– Ну и как, ему понравилось?

– Очень. Да и я осталась жива. Не поймите меня неправильно, но мне кажется, что в определенном смысле это единственное место на земле, которое лучше посещать глухим.

– Я понимаю, что вы имеете в виду. – Он начал негромко напевать песенку «В конце концов, наш мир очень мал».

Она улыбнулась, улыбнулась искренне и по-настоящему, и Джек заметил, что улыбка оживила и преобразила ее. Ранее такого не случалось, но улыбка определенно шла ей.

– Теперь, когда вы заговорили об этом, полагаю, нам нужно найти кого-нибудь, кто сможет переводить меня на язык жестов, когда я буду разговаривать с Брайаном, – сказал Джек.

– Это могу сделать и я. Я выступала сурдопереводчиком, когда полиция допрашивала Брайана.

– Я предпочел бы встретиться с ним без вас.

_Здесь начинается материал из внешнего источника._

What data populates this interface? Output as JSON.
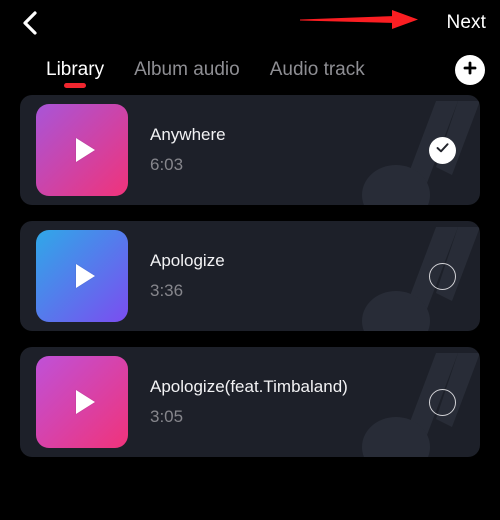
{
  "header": {
    "back_icon": "chevron-left-icon",
    "next_label": "Next",
    "annotation_arrow": {
      "icon": "red-arrow-annotation",
      "color": "#fb1e22",
      "points_to": "Next"
    }
  },
  "tabs": {
    "items": [
      {
        "label": "Library",
        "active": true
      },
      {
        "label": "Album audio",
        "active": false
      },
      {
        "label": "Audio track",
        "active": false
      }
    ],
    "indicator_color": "#f0262f",
    "add_button": {
      "icon": "plus-icon",
      "label": "+"
    }
  },
  "colors": {
    "page_background": "#000000",
    "card_background": "#1d2029",
    "active_tab_text": "#ffffff",
    "inactive_tab_text": "#8e8e93",
    "title_text": "#f2f2f4",
    "duration_text": "#86868c",
    "accent_red": "#f0262f"
  },
  "tracks": [
    {
      "title": "Anywhere",
      "duration": "6:03",
      "selected": true,
      "select_icon": "check-circle-icon",
      "play_icon": "play-icon",
      "thumb_gradient_from": "#a855d8",
      "thumb_gradient_to": "#f0337a"
    },
    {
      "title": "Apologize",
      "duration": "3:36",
      "selected": false,
      "select_icon": "radio-empty-icon",
      "play_icon": "play-icon",
      "thumb_gradient_from": "#2fa8e8",
      "thumb_gradient_to": "#7b4df0"
    },
    {
      "title": "Apologize(feat.Timbaland)",
      "duration": "3:05",
      "selected": false,
      "select_icon": "radio-empty-icon",
      "play_icon": "play-icon",
      "thumb_gradient_from": "#bf51d8",
      "thumb_gradient_to": "#f0337a"
    }
  ]
}
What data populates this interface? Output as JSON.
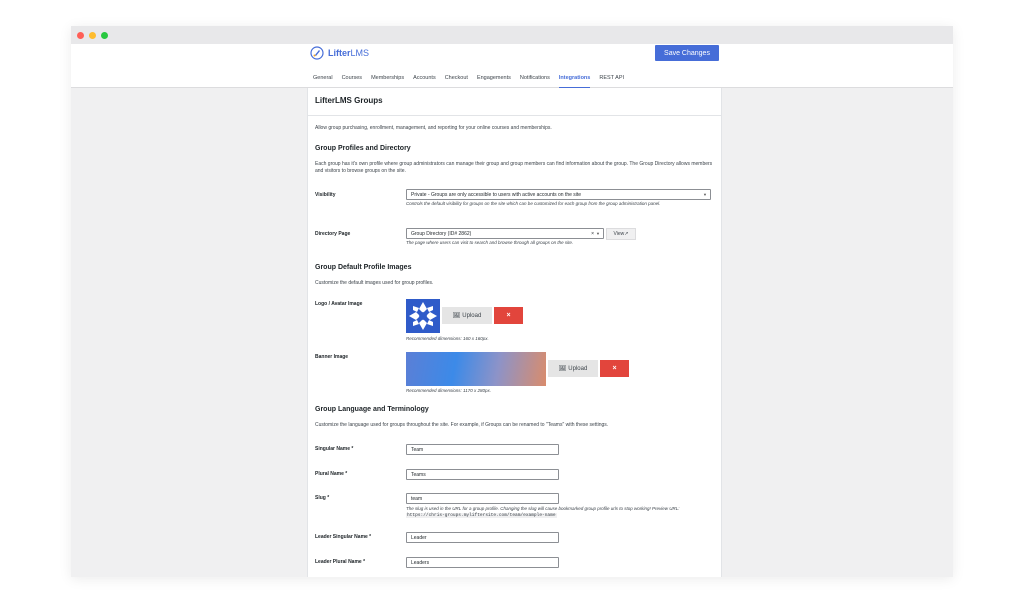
{
  "window": {
    "dots": [
      "#ff5f57",
      "#febc2e",
      "#28c840"
    ]
  },
  "header": {
    "brand_bold": "Lifter",
    "brand_light": "LMS",
    "save_label": "Save Changes",
    "accent": "#466dd8"
  },
  "tabs": [
    {
      "label": "General",
      "active": false
    },
    {
      "label": "Courses",
      "active": false
    },
    {
      "label": "Memberships",
      "active": false
    },
    {
      "label": "Accounts",
      "active": false
    },
    {
      "label": "Checkout",
      "active": false
    },
    {
      "label": "Engagements",
      "active": false
    },
    {
      "label": "Notifications",
      "active": false
    },
    {
      "label": "Integrations",
      "active": true
    },
    {
      "label": "REST API",
      "active": false
    }
  ],
  "page": {
    "title": "LifterLMS Groups",
    "intro": "Allow group purchasing, enrollment, management, and reporting for your online courses and memberships."
  },
  "profiles": {
    "heading": "Group Profiles and Directory",
    "desc": "Each group has it's own profile where group administrators can manage their group and group members can find information about the group. The Group Directory allows members and visitors to browse groups on the site.",
    "visibility_label": "Visibility",
    "visibility_value": "Private - Groups are only accessible to users with active accounts on the site",
    "visibility_hint": "Controls the default visibility for groups on the site which can be customized for each group from the group administration panel.",
    "directory_label": "Directory Page",
    "directory_value": "Group Directory (ID# 2862)",
    "directory_hint": "The page where users can visit to search and browse through all groups on the site.",
    "view_label": "View"
  },
  "images": {
    "heading": "Group Default Profile Images",
    "desc": "Customize the default images used for group profiles.",
    "logo_label": "Logo / Avatar Image",
    "logo_hint": "Recommended dimensions: 160 x 160px.",
    "banner_label": "Banner Image",
    "banner_hint": "Recommended dimensions: 1170 x 280px.",
    "upload_label": "Upload",
    "remove_label": "×"
  },
  "terminology": {
    "heading": "Group Language and Terminology",
    "desc": "Customize the language used for groups throughout the site. For example, if Groups can be renamed to \"Teams\" with these settings.",
    "singular_label": "Singular Name *",
    "singular_value": "Team",
    "plural_label": "Plural Name *",
    "plural_value": "Teams",
    "slug_label": "Slug *",
    "slug_value": "team",
    "slug_hint": "The slug is used in the URL for a group profile. Changing the slug will cause bookmarked group profile urls to stop working! Preview URL:",
    "slug_preview": "https://chris-groups.myliftersite.com/team/example-name",
    "leader_singular_label": "Leader Singular Name *",
    "leader_singular_value": "Leader",
    "leader_plural_label": "Leader Plural Name *",
    "leader_plural_value": "Leaders"
  }
}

Она сначала не поняла, о чем идет речь.

– Почему?

– Оградить ребенка от влияния матери – принятая и вполне разумная стратегия проведения беседы. Она не имеет никакого отношения ни к вам, ни ко мне, ни к сложившимся обстоятельствам. Как бы то ни было, именно так я и намерен поступить.

Она не сразу согласилась на его предложение, но постепенно сообразила, почему он настаивает на своем.

– Хорошо, но…

– Но что?

– Дайте мне день или два утрясти кое-что.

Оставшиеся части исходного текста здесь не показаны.